The profunda artery perforator (PAP) flap has been demonstrated to be an effective method of autologous breast reconstruction, particularly when the abdominal donor site is contraindicated. However, there are no current reports regarding the use of a sensate PAP flap in this type of reconstruction. The objective of this study is to describe the feasibility and anatomic location of the sensory nerves supplying the PAP flap in relation to surface landmarks for use in autologous breast reconstruction.
In this anatomic study, 10 cadaver lower limbs were microsurgically dissected. We investigated the posterior femoral cutaneous nerve (PFCN), which supplies sensation to the skin of the posterior thigh and distribution of the PAP flap. The midline of the posterior thigh and gluteal crease were used for surface landmarks. The diameter and length of the nerve branches were documented.

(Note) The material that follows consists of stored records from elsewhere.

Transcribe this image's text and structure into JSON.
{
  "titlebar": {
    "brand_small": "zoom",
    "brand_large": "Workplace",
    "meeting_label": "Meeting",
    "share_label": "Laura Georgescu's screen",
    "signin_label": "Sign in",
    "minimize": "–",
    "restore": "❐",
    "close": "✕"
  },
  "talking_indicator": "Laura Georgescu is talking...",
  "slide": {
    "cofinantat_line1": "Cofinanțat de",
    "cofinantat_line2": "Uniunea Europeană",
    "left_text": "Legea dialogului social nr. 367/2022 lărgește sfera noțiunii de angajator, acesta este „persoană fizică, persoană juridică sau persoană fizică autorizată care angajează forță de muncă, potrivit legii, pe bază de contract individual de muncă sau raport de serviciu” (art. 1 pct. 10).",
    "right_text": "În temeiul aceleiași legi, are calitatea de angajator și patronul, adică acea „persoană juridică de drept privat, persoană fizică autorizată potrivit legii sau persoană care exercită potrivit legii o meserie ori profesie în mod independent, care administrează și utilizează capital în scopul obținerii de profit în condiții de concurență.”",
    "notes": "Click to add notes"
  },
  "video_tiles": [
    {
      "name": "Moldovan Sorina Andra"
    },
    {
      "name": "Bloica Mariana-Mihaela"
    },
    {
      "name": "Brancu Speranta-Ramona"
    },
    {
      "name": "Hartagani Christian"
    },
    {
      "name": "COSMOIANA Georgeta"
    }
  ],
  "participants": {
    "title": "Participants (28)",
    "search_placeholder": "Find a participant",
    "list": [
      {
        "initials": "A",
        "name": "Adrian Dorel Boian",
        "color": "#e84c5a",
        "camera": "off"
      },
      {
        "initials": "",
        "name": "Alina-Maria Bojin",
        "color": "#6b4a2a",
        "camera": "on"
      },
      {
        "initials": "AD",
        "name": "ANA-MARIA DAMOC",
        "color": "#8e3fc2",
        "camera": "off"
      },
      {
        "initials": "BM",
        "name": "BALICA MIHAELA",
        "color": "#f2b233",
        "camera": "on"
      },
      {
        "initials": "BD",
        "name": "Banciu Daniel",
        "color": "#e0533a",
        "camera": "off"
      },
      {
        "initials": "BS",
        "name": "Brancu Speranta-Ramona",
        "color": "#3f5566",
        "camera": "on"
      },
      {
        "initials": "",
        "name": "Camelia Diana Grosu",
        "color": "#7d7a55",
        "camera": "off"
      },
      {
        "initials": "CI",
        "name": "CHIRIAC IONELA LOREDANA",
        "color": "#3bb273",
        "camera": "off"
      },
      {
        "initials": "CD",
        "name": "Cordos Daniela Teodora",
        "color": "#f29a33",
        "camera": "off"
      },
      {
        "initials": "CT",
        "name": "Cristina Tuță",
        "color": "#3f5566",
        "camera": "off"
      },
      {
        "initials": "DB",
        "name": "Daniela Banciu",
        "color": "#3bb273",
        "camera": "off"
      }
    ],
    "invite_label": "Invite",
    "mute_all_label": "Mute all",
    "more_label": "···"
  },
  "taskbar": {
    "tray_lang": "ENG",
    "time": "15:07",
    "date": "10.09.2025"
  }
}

There were between 2 and 5 PFCN branches, with an average of 3 branches, that were found within the distribution of the PAP flap. Measurements were taken from the gluteal crease and midline to the nerve branches. The average distance caudal to the gluteal crease was 2.4 cm (0 to 7 cm). The average distance medial to the midline was 4.3 cm (0.2 to 8.1 cm). The average diameter of the nerve branches was 1.8 mm (1 to 2.5 mm). The average length of nerve branches from the flap to the fascia was 2.0 cm (1.5 to 2.4 cm). The maximum length of the nerve branches from the flap to the main trunk of the PFCN was 7.8 cm when tracing the nerve branches intramuscularly.
The findings from this study provide an anatomic basis for the sensate PAP flap that would potentially provide an additional dimension to the use of this perforator flap in autologous breast reconstruction. These preliminary results are promising, and further physiological studies are warranted to validate the use of this sensate flap.